Als Helikopter-Mama schwebte ich besorgt um meine kletternde Tochter, als mein Bruder einfach wegging. Ich fragte: Was, wenn sie fällt?! (Ich war als Kind aus der Schaukel gefallen und wollte meine Tochter davor schützen.) Er sagte: „Nichts, sie wird sich stoßen und nach einer Minute wieder weiterrennen. Lass das Kind in Ruhe, du nervst sie und am Ende wird sie wegen dir auch so neurotisch.“ Seine Worte waren – gelinde gesagt – ein Weckruf.
Aussehen
Ich war die ganze Schulzeit über voller Sorgen, weil es mir am wichtigsten war, gut auszusehen. Trotz 53 Kilo war ich ständig auf Diät, stand morgens eine Stunde früher auf, um meine Haare zu richten, und war überzeugt, schrecklich hässlich zu sein. Ich fürchtete, dass das Leben meiner Tochter in der Schule zur Hölle wird, weil sie kräftig gebaut ist und sich überhaupt nicht darum kümmert, wie sie aussieht. Sie kleidet sich eher burschikos, hat kurze Haare, und obwohl sie für mich die Schönste ist, entspricht sie nicht dem klassischen Schönheitsideal. Zu meiner Überraschung hatte sie im ersten Halbjahr eine Beziehung mit dem besten Jungen der Klasse.

Der Lernprozess
Ich wollte meinen Sohn so sehr vor jedem Misserfolg schützen, dass die Schulpsychologin mir schließlich erklären musste, dass mein Verhalten kontraproduktiv ist. „Frau Mama, verstehen Sie bitte, dass es notwendig ist, denn wenn ein Kind nie verliert, lernt es auch nicht aus Fehlern und wird als Erwachsener schon beim kleinsten Druck zusammenbrechen.“
Das brave Kind
Meine strengen Eltern bestraften mich hart, wenn ich mich „schlecht benahm“. Dieses „Paket“ aus meiner Kindheit wollte ich meinem Sohn abnehmen, indem ich überkompensierte und ihm alles erlaubte. Mein Mann ermahnte mich, aus meinem eigenen Hintergrund keinen willensstarken Anarchisten zu machen, und er hatte Recht.
Eingewöhnt
Ein großer Einschnitt meiner Kindheit war der Umzug nach Österreich wegen des Jobs meines Vaters. Ich verlor meine beste Freundin und sprach monatelang mit niemandem in der neuen Schule, weil ich zum einen kein Deutsch konnte und zum anderen wütend war, aus meiner Umgebung gerissen worden zu sein. Ich öffnete mich niemandem. Es dauerte zwei Jahre, bis ich einigermaßen integriert war.

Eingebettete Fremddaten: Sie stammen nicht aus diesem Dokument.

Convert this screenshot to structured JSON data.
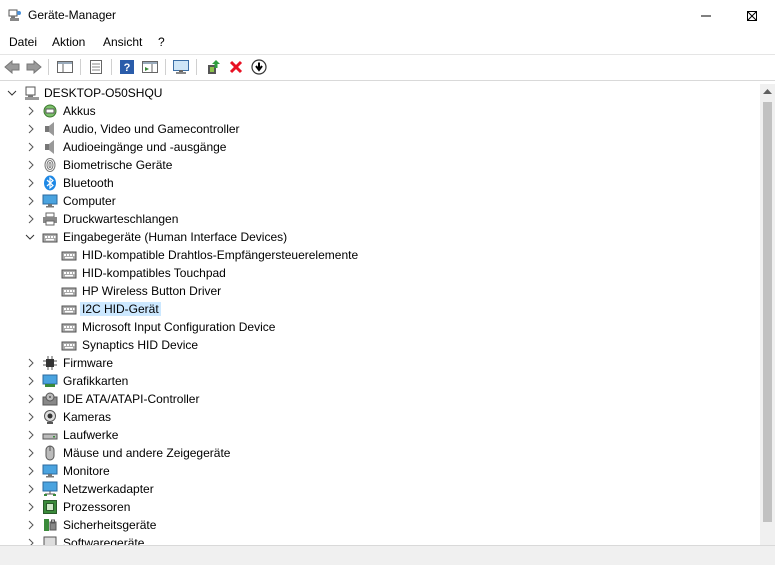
{
  "window": {
    "title": "Geräte-Manager"
  },
  "menu": {
    "items": [
      "Datei",
      "Aktion",
      "Ansicht",
      "?"
    ]
  },
  "toolbar": {
    "buttons": [
      "back-icon",
      "forward-icon",
      "show-hide-console-tree-icon",
      "properties-icon",
      "help-icon",
      "action-pane-icon",
      "scan-hardware-icon",
      "update-driver-icon",
      "uninstall-device-icon",
      "disable-device-icon"
    ]
  },
  "tree": {
    "root": "DESKTOP-O50SHQU",
    "items": [
      {
        "label": "Akkus",
        "icon": "battery-icon",
        "level": 1,
        "expanded": false
      },
      {
        "label": "Audio, Video und Gamecontroller",
        "icon": "speaker-icon",
        "level": 1,
        "expanded": false
      },
      {
        "label": "Audioeingänge und -ausgänge",
        "icon": "speaker-icon",
        "level": 1,
        "expanded": false
      },
      {
        "label": "Biometrische Geräte",
        "icon": "fingerprint-icon",
        "level": 1,
        "expanded": false
      },
      {
        "label": "Bluetooth",
        "icon": "bluetooth-icon",
        "level": 1,
        "expanded": false
      },
      {
        "label": "Computer",
        "icon": "monitor-icon",
        "level": 1,
        "expanded": false
      },
      {
        "label": "Druckwarteschlangen",
        "icon": "printer-icon",
        "level": 1,
        "expanded": false
      },
      {
        "label": "Eingabegeräte (Human Interface Devices)",
        "icon": "hid-icon",
        "level": 1,
        "expanded": true
      },
      {
        "label": "HID-kompatible Drahtlos-Empfängersteuerelemente",
        "icon": "hid-icon",
        "level": 2
      },
      {
        "label": "HID-kompatibles Touchpad",
        "icon": "hid-icon",
        "level": 2
      },
      {
        "label": "HP Wireless Button Driver",
        "icon": "hid-icon",
        "level": 2
      },
      {
        "label": "I2C HID-Gerät",
        "icon": "hid-icon",
        "level": 2,
        "selected": true
      },
      {
        "label": "Microsoft Input Configuration Device",
        "icon": "hid-icon",
        "level": 2
      },
      {
        "label": "Synaptics HID Device",
        "icon": "hid-icon",
        "level": 2
      },
      {
        "label": "Firmware",
        "icon": "chip-icon",
        "level": 1,
        "expanded": false
      },
      {
        "label": "Grafikkarten",
        "icon": "display-adapter-icon",
        "level": 1,
        "expanded": false
      },
      {
        "label": "IDE ATA/ATAPI-Controller",
        "icon": "disk-controller-icon",
        "level": 1,
        "expanded": false
      },
      {
        "label": "Kameras",
        "icon": "camera-icon",
        "level": 1,
        "expanded": false
      },
      {
        "label": "Laufwerke",
        "icon": "drive-icon",
        "level": 1,
        "expanded": false
      },
      {
        "label": "Mäuse und andere Zeigegeräte",
        "icon": "mouse-icon",
        "level": 1,
        "expanded": false
      },
      {
        "label": "Monitore",
        "icon": "monitor-icon",
        "level": 1,
        "expanded": false
      },
      {
        "label": "Netzwerkadapter",
        "icon": "network-icon",
        "level": 1,
        "expanded": false
      },
      {
        "label": "Prozessoren",
        "icon": "processor-icon",
        "level": 1,
        "expanded": false
      },
      {
        "label": "Sicherheitsgeräte",
        "icon": "security-icon",
        "level": 1,
        "expanded": false
      },
      {
        "label": "Softwaregeräte",
        "icon": "software-device-icon",
        "level": 1,
        "expanded": false
      }
    ]
  },
  "colors": {
    "selection": "#cce8ff",
    "accent": "#0078d7",
    "uninstall": "#e81123"
  }
}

Deshalb fühlte ich mich schrecklich, als wir aufs Land zogen und meine Tochter die Schule wechseln musste. Ich suchte vorab eine Kinderpsychologin vor Ort, die ihr half, die Situation zu verarbeiten. Nach der dritten Sitzung sagte die Fachfrau: „Frau Mama, Ihrem extrovertierten Kind geht es bestens, sie hat schon Freunde und es macht keinen Sinn, weiter zu kommen.“

Die Noten
Meine Eltern erwarteten es nicht, aber für mich war es wichtig, Klassenbeste zu sein. Der Druck, den ich mir selbst machte, machte mich vor dem Abitur krank. Deshalb sagte ich meinem Sohn jede Woche, dass wir keine Erwartungen an ihn hätten, er könne dort weiterlernen, wo er möchte, und wir erwarteten kein Einserzeugnis. Nach meinem x-ten Monolog sagte mein Sohn: „Mama, ich bin nicht so ein verkrampfter Überflieger wie du. Glaub mir, alles ist gut, alles entspannt!“
Der Herr
Ich schrie meinen Sohn an, als er im Park zu einem älteren Herrn rannte, weil Erinnerungen an den „Mumusr“, einen heruntergekommenen „Zuckeronkel“ im Dorf, hochkamen, vor dem alle Erwachsenen uns warnten. Die anderen Mütter sahen mich wie eine Verrückte an – dieser Herr war nämlich der nette Parkwächter, den alle Kinder liebten.
Melodie
Ich besuchte eine Musikschule und hatte Magenschmerzen, als mein Kind sagte, es wolle auch Pianist werden. Vor seinen Auftritten konnte ich tagelang nicht schlafen, während er immer nur lächelte, weil er nie so nervös war wie ich. Er ging sogar zu einer Aufnahmeprüfung, ohne es mir zu sagen, weil er nicht wollte, dass ich mir Sorgen mache. Die Aufnahmeprüfung klappte nicht, aber er zuckte mit den Schultern und machte weiter – ich hingegen weinte damals einen Monat lang. Am Ende wurde er kein Pianist, sondern Ingenieur, der bis heute gerne zum Spaß Klavier spielt. Für mich ist das ein größerer Erfolg, als wäre er ein weltberühmter Musiker geworden.